Respuesta :
Background
You sort of have to understand something about the literature Victorian Period. Maybe more to the point, you need to understand how women were seen by men. You also have to understand that this series of poems was written, not to a general beloved, but to a husband -- or this case a man who is about to become her husband. Men in general treated women a little like a lap dog or an ornamental vase. It was the last major era that women permitted it or that men could actually maintain such a stupid stance. I've often remarked that the largest enslaved class throughout history is women. I would have hated to be a colored woman during the reconstruction period in the United States, which coincides somewhat with the Victorian era. (Just to clarify, I am a guy).
Overview
What you have to understand is that this poem reflects the feelings of a woman who is 1/2 Petrarchean and 1/2 "modern." The Petrarchean part of her is not yet willing to declare what she feels, and you can bet your sandles her feelings are deep and true. There is no falsity in her love. None at all. But there is a quiet inability to make her feelings known. As we shall discover, it is not because she doesn't have the skills. It is because she is just not ready to say what she feels. One more thing I should try and make clear: she suffered from some physical disability, and although no one is suggesting it, she cannot believe that her robust, energetic Husband could possibly love someone like her. That really is not a trivial consideration. Any woman in any era would feel that way. They would see themselves as unattractive: let me assure you that Robert returned her feelings. It was one of the great love matches recorded in History.

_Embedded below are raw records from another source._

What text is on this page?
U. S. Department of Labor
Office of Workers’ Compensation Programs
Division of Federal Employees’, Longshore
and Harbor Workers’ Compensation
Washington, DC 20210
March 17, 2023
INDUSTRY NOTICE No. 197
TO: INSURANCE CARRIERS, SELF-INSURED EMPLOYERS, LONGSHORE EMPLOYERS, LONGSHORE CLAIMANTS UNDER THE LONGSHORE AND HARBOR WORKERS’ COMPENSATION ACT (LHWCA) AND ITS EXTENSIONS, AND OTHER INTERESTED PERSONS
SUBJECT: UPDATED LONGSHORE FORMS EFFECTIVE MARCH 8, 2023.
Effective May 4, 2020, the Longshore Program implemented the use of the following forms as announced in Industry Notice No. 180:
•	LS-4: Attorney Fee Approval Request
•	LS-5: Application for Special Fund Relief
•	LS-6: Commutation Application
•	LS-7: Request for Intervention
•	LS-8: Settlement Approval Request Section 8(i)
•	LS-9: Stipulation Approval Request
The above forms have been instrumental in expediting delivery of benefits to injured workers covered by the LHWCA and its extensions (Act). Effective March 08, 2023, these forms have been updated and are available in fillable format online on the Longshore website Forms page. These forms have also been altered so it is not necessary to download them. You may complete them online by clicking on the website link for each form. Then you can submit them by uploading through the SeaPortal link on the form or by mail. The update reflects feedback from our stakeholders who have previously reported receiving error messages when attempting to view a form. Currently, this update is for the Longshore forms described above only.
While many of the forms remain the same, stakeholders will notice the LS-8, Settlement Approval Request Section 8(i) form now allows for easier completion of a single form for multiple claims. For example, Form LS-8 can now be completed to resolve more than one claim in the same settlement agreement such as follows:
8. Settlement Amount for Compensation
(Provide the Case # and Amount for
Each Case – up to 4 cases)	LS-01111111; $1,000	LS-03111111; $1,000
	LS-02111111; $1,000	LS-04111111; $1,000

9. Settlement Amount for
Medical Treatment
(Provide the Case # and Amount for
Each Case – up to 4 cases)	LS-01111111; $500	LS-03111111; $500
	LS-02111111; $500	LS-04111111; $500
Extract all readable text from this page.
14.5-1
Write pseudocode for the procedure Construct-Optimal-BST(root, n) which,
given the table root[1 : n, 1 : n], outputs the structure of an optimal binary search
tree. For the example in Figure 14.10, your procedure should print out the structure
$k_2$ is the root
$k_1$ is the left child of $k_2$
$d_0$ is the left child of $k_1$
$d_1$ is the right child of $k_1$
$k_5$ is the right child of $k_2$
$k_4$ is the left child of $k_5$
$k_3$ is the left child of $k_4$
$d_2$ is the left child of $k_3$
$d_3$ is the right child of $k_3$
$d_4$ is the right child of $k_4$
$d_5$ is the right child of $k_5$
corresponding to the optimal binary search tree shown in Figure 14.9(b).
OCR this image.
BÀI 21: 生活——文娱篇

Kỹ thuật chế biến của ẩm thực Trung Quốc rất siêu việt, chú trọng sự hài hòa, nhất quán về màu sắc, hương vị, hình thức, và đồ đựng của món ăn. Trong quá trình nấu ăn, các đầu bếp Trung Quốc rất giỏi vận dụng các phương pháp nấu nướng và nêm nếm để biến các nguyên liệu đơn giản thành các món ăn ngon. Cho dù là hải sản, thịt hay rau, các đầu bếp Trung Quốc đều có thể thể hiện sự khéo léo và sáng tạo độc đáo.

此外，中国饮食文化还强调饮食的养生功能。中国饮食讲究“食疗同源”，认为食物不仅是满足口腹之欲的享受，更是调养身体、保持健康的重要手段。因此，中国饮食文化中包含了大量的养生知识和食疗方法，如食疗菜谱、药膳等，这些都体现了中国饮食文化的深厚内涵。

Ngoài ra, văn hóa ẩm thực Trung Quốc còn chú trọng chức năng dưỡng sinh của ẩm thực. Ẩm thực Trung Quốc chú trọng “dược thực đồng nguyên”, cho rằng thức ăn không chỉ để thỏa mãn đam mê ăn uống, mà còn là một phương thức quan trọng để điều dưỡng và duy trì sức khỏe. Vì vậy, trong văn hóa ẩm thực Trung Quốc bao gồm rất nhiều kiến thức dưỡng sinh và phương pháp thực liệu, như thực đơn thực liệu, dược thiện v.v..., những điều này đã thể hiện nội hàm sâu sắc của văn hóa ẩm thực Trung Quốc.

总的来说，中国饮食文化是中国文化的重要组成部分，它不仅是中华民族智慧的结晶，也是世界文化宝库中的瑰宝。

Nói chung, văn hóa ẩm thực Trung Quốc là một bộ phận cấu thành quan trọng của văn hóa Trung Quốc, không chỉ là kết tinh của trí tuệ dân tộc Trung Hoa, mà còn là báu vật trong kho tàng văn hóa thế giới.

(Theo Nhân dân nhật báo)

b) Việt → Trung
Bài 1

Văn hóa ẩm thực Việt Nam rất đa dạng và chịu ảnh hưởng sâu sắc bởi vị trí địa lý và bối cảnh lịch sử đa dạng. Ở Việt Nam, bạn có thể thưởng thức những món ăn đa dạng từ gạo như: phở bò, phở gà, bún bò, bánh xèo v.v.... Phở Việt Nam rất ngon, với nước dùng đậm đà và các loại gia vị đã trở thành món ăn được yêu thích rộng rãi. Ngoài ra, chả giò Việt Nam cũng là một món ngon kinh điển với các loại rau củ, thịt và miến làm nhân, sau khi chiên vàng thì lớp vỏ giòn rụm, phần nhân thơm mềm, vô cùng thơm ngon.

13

Poem and Answer to Your questions.
1. He is asking (in a very brief statement) for her to declare her love openly. That's about as simple of way of putting it as possible. Read the first 4 lines. It cannot be any clearer what he is requesting. She is putting it in the form of a question. Narrow it down to the first sentence and 1/2. Effectively the sentence is saying "would you have me fashion into words what is inside me?"
She develops a comparison of the task to a torch which she drops at his feet. Ignore the fact that the torch was lit and cast light on both their faces.
The next set of lines begins by saying "I cannot teach my hand to keep my spirit so far away from me. This means that she cannot teach her hand to hold the torch (her spirit) so far from her. It's another way of saying that she is mute, but not because there is nothing there. There is much there. You want words? At this time I can't give you any.
She responds to his request with silence, but she is not without deep love. She wants her writing to be her deepest most heart felt voice. It is the written declaration she sends him. It is her emissary.
She is pleading with him to let her womanly silence be her voice. She wants him to understand that there is something to be said. She just can't say it now. She is begging him not to misinterpret what her silence means.
As we find out in other poems she wrote, she did not misplace her trust.